Ok. This idea should be realized tomorrow.

2004年9月5日

Preparing presentation on SWCL2004

Dr.Tliu told us to make some presentation about SWCL2004 and the first national computational lingustical seminar. After some arrangment, my task was to introduce something about the papers about SWCL2004.

My original plan was to introduce the papers under the time order of the conference. But when I was preparing the ppt, I felt it was blankness. As Dr.Tliu's request I had classified the papers into the six research areas, machine translation and others. I could introduce them by thees classes.

Jusy now I had finished it. After some simplify I thought it was good.

2004年9月4日

One more research topic

During the discussion of our ACE results, Dr.Tliu told that the entity relation was one more research task of Mr. Wangxiang Che. And Mr Wangxiang Che had another research topic. So this research topic would be transfered to another person. Xiantao Liao and me were all in the Information Extraction Research Group. My research topic was the coreference or anophra relation. It was one kind of entity relation in essence. And Xiantao Liao was concerned with the entity recognition. It was confirming the boundary of the words. So my topic was more related to the eneity relation. The methos of my topic and entity relation extraction were close to each other. So the primary decision was that entity relation was one more research topic.

Mr.Wanxiang Che had researched a lot in this area. The first thing I could do was understanding his works.

2004年9月3日

Combinatorics homework

Our first Combinatorics homework included three subjects. The first was difficult. After some deduction, the problem could be changed to be the following one. Let b1,b2,...,b77,b1+22,b2+22,...,b77+22 be different with each other, and equal to 1,2,...,154,respectively. The prblem is whether b1,b2,...,b77 exist. After some discussion with Xiaopeng Hong and Huipeng Zhang, I decided to simulate the process by some program. But when I finish it, the time computational complexity is too high to calculate.

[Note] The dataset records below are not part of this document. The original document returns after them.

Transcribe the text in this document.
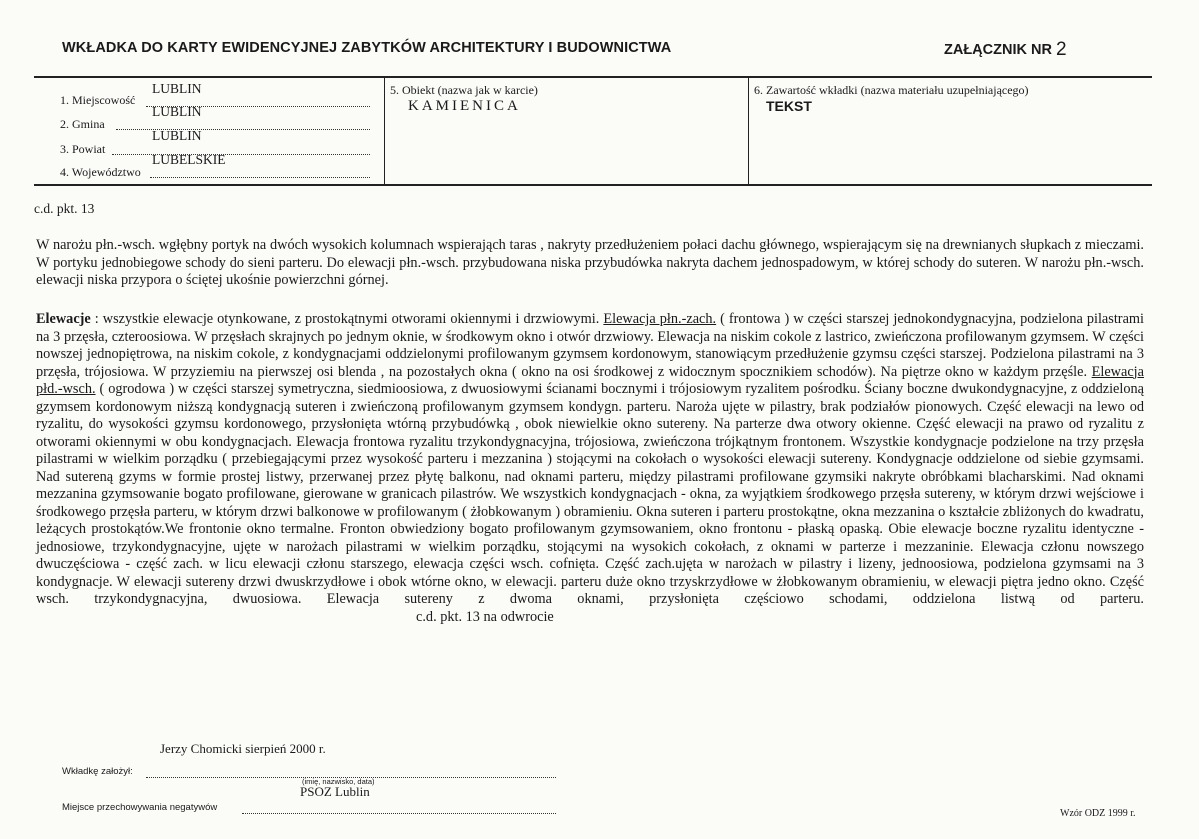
WKŁADKA DO KARTY EWIDENCYJNEJ ZABYTKÓW ARCHITEKTURY I BUDOWNICTWA	ZAŁĄCZNIK NR 2
LUBLIN
1. Miejscowość
LUBLIN
2. Gmina
LUBLIN
3. Powiat
LUBELSKIE
4. Województwo
5. Obiekt (nazwa jak w karcie)
KAMIENICA
6. Zawartość wkładki (nazwa materiału uzupełniającego)
TEKST
c.d. pkt. 13
W narożu płn.-wsch. wgłębny portyk na dwóch wysokich kolumnach wspierająch taras , nakryty przedłużeniem połaci dachu głównego, wspierającym się na drewnianych słupkach z mieczami. W portyku jednobiegowe schody do sieni parteru. Do elewacji płn.-wsch. przybudowana niska przybudówka nakryta dachem jednospadowym, w której schody do suteren. W narożu płn.-wsch. elewacji niska przypora o ściętej ukośnie powierzchni górnej.
Elewacje : wszystkie elewacje otynkowane, z prostokątnymi otworami okiennymi i drzwiowymi. Elewacja płn.-zach. ( frontowa ) w części starszej jednokondygnacyjna, podzielona pilastrami na 3 przęsła, czteroosiowa. W przęsłach skrajnych po jednym oknie, w środkowym okno i otwór drzwiowy. Elewacja na niskim cokole z lastrico, zwieńczona profilowanym gzymsem. W części nowszej jednopiętrowa, na niskim cokole, z kondygnacjami oddzielonymi profilowanym gzymsem kordonowym, stanowiącym przedłużenie gzymsu części starszej. Podzielona pilastrami na 3 przęsła, trójosiowa. W przyziemiu na pierwszej osi blenda , na pozostałych okna ( okno na osi środkowej z widocznym spocznikiem schodów). Na piętrze okno w każdym przęśle. Elewacja płd.-wsch. ( ogrodowa ) w części starszej symetryczna, siedmioosiowa, z dwuosiowymi ścianami bocznymi i trójosiowym ryzalitem pośrodku. Ściany boczne dwukondygnacyjne, z oddzieloną gzymsem kordonowym niższą kondygnacją suteren i zwieńczoną profilowanym gzymsem kondygn. parteru. Naroża ujęte w pilastry, brak podziałów pionowych. Część elewacji na lewo od ryzalitu, do wysokości gzymsu kordonowego, przysłonięta wtórną przybudówką , obok niewielkie okno sutereny. Na parterze dwa otwory okienne. Część elewacji na prawo od ryzalitu z otworami okiennymi w obu kondygnacjach. Elewacja frontowa ryzalitu trzykondygnacyjna, trójosiowa, zwieńczona trójkątnym frontonem. Wszystkie kondygnacje podzielone na trzy przęsła pilastrami w wielkim porządku ( przebiegającymi przez wysokość parteru i mezzanina ) stojącymi na cokołach o wysokości elewacji sutereny. Kondygnacje oddzielone od siebie gzymsami. Nad sutereną gzyms w formie prostej listwy, przerwanej przez płytę balkonu, nad oknami parteru, między pilastrami profilowane gzymsiki nakryte obróbkami blacharskimi. Nad oknami mezzanina gzymsowanie bogato profilowane, gierowane w granicach pilastrów. We wszystkich kondygnacjach - okna, za wyjątkiem środkowego przęsła sutereny, w którym drzwi wejściowe i środkowego przęsła parteru, w którym drzwi balkonowe w profilowanym ( żłobkowanym ) obramieniu. Okna suteren i parteru prostokątne, okna mezzanina o kształcie zbliżonych do kwadratu, leżących prostokątów.We frontonie okno termalne. Fronton obwiedziony bogato profilowanym gzymsowaniem, okno frontonu - płaską opaską. Obie elewacje boczne ryzalitu identyczne - jednosiowe, trzykondygnacyjne, ujęte w narożach pilastrami w wielkim porządku, stojącymi na wysokich cokołach, z oknami w parterze i mezzaninie. Elewacja członu nowszego dwuczęściowa - część zach. w licu elewacji członu starszego, elewacja części wsch. cofnięta. Część zach.ujęta w narożach w pilastry i lizeny, jednoosiowa, podzielona gzymsami na 3 kondygnacje. W elewacji sutereny drzwi dwuskrzydłowe i obok wtórne okno, w elewacji. parteru duże okno trzyskrzydłowe w żłobkowanym obramieniu, w elewacji piętra jedno okno. Część wsch. trzykondygnacyjna, dwuosiowa. Elewacja sutereny z dwoma oknami, przysłonięta częściowo schodami, oddzielona listwą od parteru.c.d. pkt. 13 na odwrocie
Jerzy Chomicki sierpień 2000 r.
Wkładkę założył:
(imię, nazwisko, data)
PSOZ Lublin
Miejsce przechowywania negatywów
Wzór ODZ 1999 r.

However, if we list the possible sequence, there is some conflict. So the problem is with no answer.

2004年9月2日

Brief summary of last months

I spent nearly a whole day to write the brief summary of last month. My works of last months could be divided as five parts: learning two ACL2004 papers about summarization evaluation, helping Haibin Yu to arrange the summarization tagging task, taking part in the ACE EDR and EDR coreference evaluation tasks, taking part in SWCL2004, and taking part in the first national computational lingustical seminar.

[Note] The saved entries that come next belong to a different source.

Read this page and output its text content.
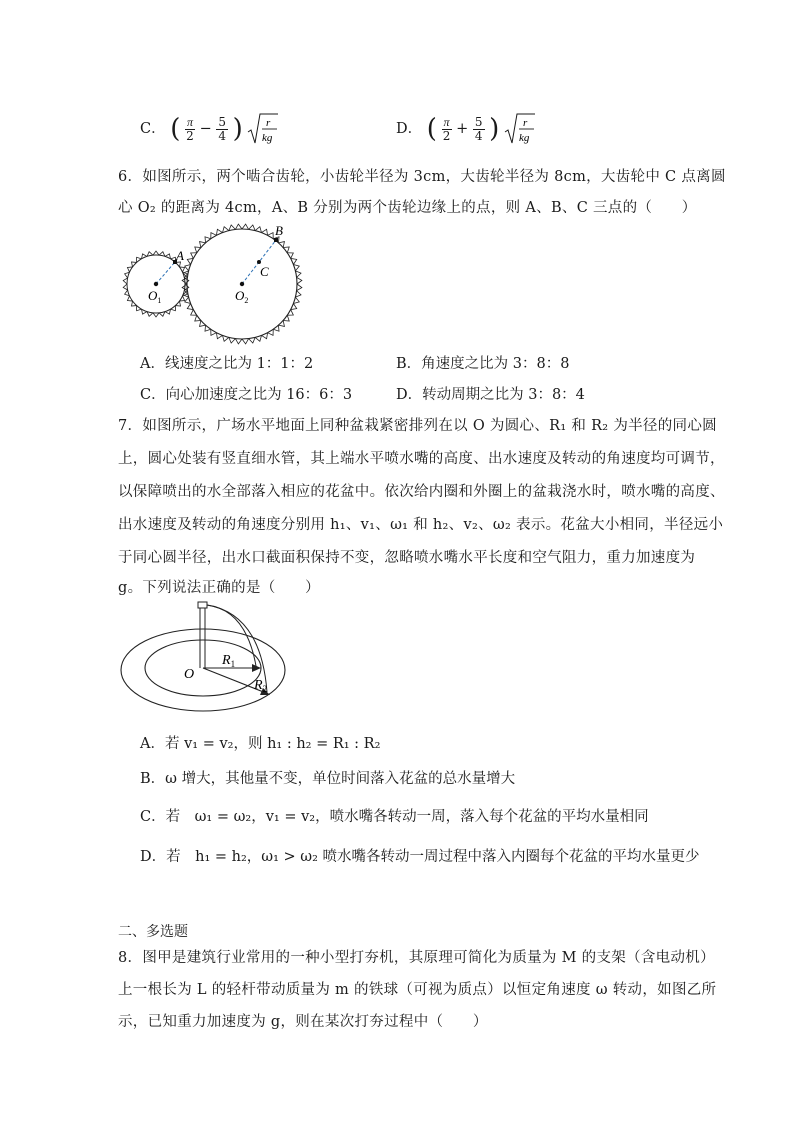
C． ( $\frac{\pi}{2} - \frac{5}{4}$ ) r
kg
D． ( $\frac{\pi}{2} + \frac{5}{4}$ ) r
kg
6．如图所示，两个啮合齿轮，小齿轮半径为 3cm，大齿轮半径为 8cm，大齿轮中 C 点离圆
心 O₂ 的距离为 4cm，A、B 分别为两个齿轮边缘上的点，则 A、B、C 三点的（　　）
A
B
C
$O_1$	$O_2$
A．线速度之比为 1：1：2	B．角速度之比为 3：8：8
C．向心加速度之比为 16：6：3	D．转动周期之比为 3：8：4
7．如图所示，广场水平地面上同种盆栽紧密排列在以 O 为圆心、R₁ 和 R₂ 为半径的同心圆
上，圆心处装有竖直细水管，其上端水平喷水嘴的高度、出水速度及转动的角速度均可调节，
以保障喷出的水全部落入相应的花盆中。依次给内圈和外圈上的盆栽浇水时，喷水嘴的高度、
出水速度及转动的角速度分别用 h₁、v₁、ω₁ 和 h₂、v₂、ω₂ 表示。花盆大小相同，半径远小
于同心圆半径，出水口截面积保持不变，忽略喷水嘴水平长度和空气阻力，重力加速度为
g。下列说法正确的是（　　）
O
$R_1$
$R_2$
A．若 v₁ = v₂，则 h₁ : h₂ = R₁ : R₂
B．ω 增大，其他量不变，单位时间落入花盆的总水量增大
C．若　ω₁ = ω₂，v₁ = v₂，喷水嘴各转动一周，落入每个花盆的平均水量相同
D．若　h₁ = h₂，ω₁ > ω₂ 喷水嘴各转动一周过程中落入内圈每个花盆的平均水量更少
二、多选题
8．图甲是建筑行业常用的一种小型打夯机，其原理可简化为质量为 M 的支架（含电动机）
上一根长为 L 的轻杆带动质量为 m 的铁球（可视为质点）以恒定角速度 ω 转动，如图乙所
示，已知重力加速度为 g，则在某次打夯过程中（　　）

In the last month I was nery busy. But I obtained lots of good things. This month I will be busy, too. I have made good plan for it. Let me try my best!

2004年9月1日

Graduate for MA.degree

I am a graduate for MA.degree. Yes, it is true. This morning, I had the physical examination.

This afternoon, I had listened the first class of my graduate for ma. degree. It is natural language process.

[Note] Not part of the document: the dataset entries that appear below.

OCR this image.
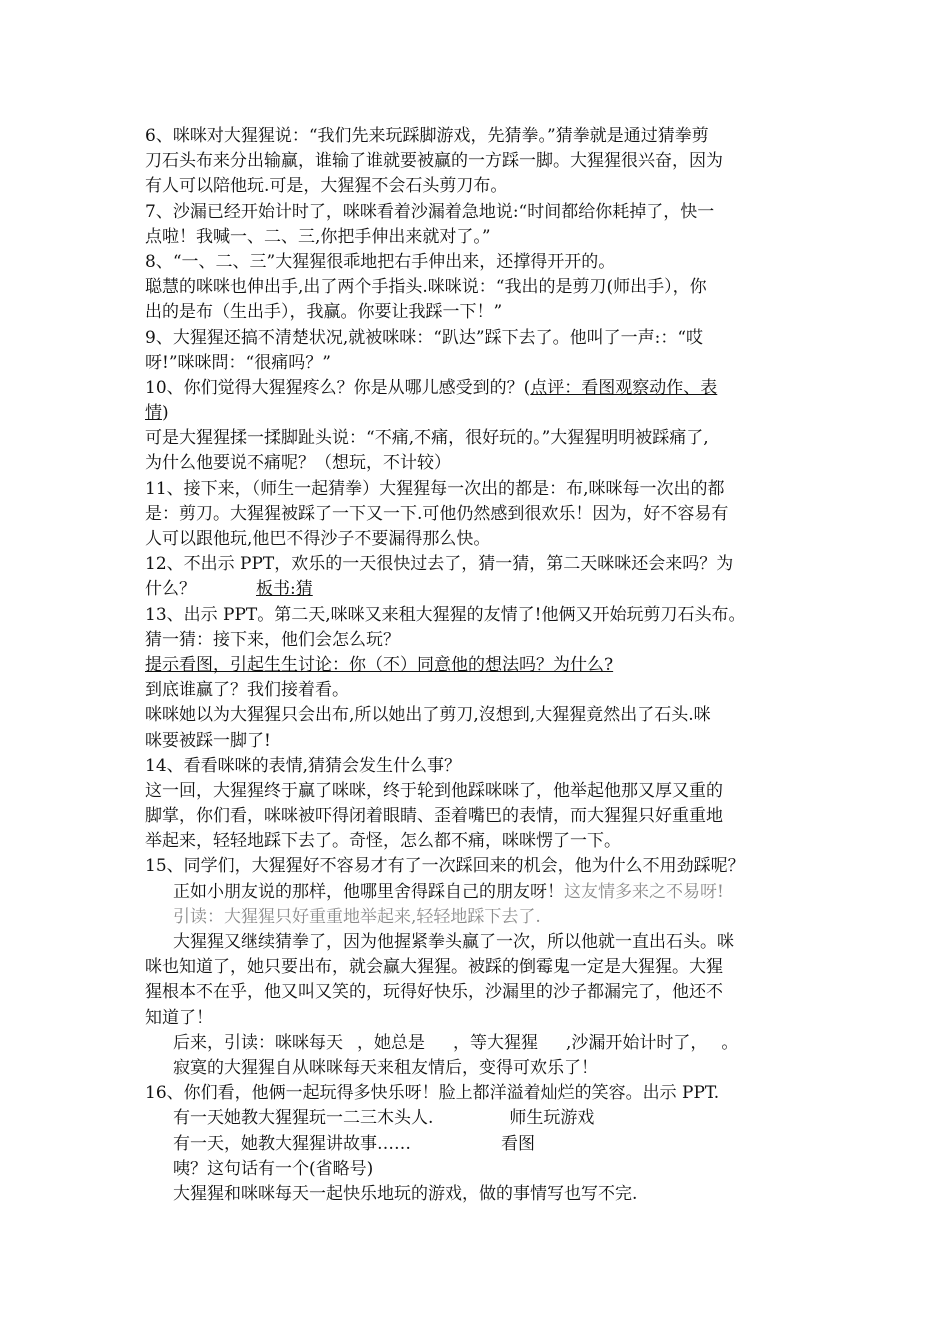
6、咪咪对大猩猩说：“我们先来玩踩脚游戏，先猜拳。”猜拳就是通过猜拳剪
刀石头布来分出输赢，谁输了谁就要被赢的一方踩一脚。大猩猩很兴奋，因为
有人可以陪他玩.可是，大猩猩不会石头剪刀布。
7、沙漏已经开始计时了，咪咪看着沙漏着急地说:“时间都给你耗掉了，快一
点啦！我喊一、二、三,你把手伸出来就对了。”
8、“一、二、三”大猩猩很乖地把右手伸出来，还撑得开开的。
聪慧的咪咪也伸出手,出了两个手指头.咪咪说：“我出的是剪刀(师出手），你
出的是布（生出手），我赢。你要让我踩一下！”
9、大猩猩还搞不清楚状况,就被咪咪：“趴达”踩下去了。他叫了一声:：“哎
呀!”咪咪問：“很痛吗？”
10、你们觉得大猩猩疼么？你是从哪儿感受到的？(点评：看图观察动作、表
情)
可是大猩猩揉一揉脚趾头说：“不痛,不痛，很好玩的。”大猩猩明明被踩痛了,
为什么他要说不痛呢？（想玩，不计较）
11、接下来，（师生一起猜拳）大猩猩每一次出的都是：布,咪咪每一次出的都
是：剪刀。大猩猩被踩了一下又一下.可他仍然感到很欢乐！因为，好不容易有
人可以跟他玩,他巴不得沙子不要漏得那么快。
12、不出示 PPT，欢乐的一天很快过去了，猜一猜，第二天咪咪还会来吗？为
什么？	板书:猜
13、出示 PPT。第二天,咪咪又来租大猩猩的友情了!他俩又开始玩剪刀石头布。
猜一猜：接下来，他们会怎么玩？
提示看图，引起生生讨论：你（不）同意他的想法吗？为什么?
到底谁赢了？我们接着看。
咪咪她以为大猩猩只会出布,所以她出了剪刀,沒想到,大猩猩竟然出了石头.咪
咪要被踩一脚了!
14、看看咪咪的表情,猜猜会发生什么事？
这一回，大猩猩终于赢了咪咪，终于轮到他踩咪咪了，他举起他那又厚又重的
脚掌，你们看，咪咪被吓得闭着眼睛、歪着嘴巴的表情，而大猩猩只好重重地
举起来，轻轻地踩下去了。奇怪，怎么都不痛，咪咪愣了一下。
15、同学们，大猩猩好不容易才有了一次踩回来的机会，他为什么不用劲踩呢？
正如小朋友说的那样，他哪里舍得踩自己的朋友呀！这友情多来之不易呀!
引读：大猩猩只好重重地举起来,轻轻地踩下去了.
大猩猩又继续猜拳了，因为他握紧拳头赢了一次，所以他就一直出石头。咪
咪也知道了，她只要出布，就会赢大猩猩。被踩的倒霉鬼一定是大猩猩。大猩
猩根本不在乎，他又叫又笑的，玩得好快乐，沙漏里的沙子都漏完了，他还不
知道了！
后来，引读：咪咪每天 ，她总是 ，等大猩猩 ,沙漏开始计时了， 。
寂寞的大猩猩自从咪咪每天来租友情后，变得可欢乐了！
16、你们看，他俩一起玩得多快乐呀！脸上都洋溢着灿烂的笑容。出示 PPT.
有一天她教大猩猩玩一二三木头人.	师生玩游戏
有一天，她教大猩猩讲故事……	看图
咦？这句话有一个(省略号)
大猩猩和咪咪每天一起快乐地玩的游戏，做的事情写也写不完.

As a new student for new degree, I must have some new things. Geting plenty of exercise I could be more healthy and study better. Having the habit of sleeping for an hour in the afternoon I could work better in the afternoon and the evening. Eating more vegetable I could have more health body.

There is another suggeation for me. Every morning, when you begin your works list all of them in a paper, and order them by the importance, and then do them one by one as the final sequence. If you think you could not finish this scheme, you could do nothing. Do it, you will fing its effective.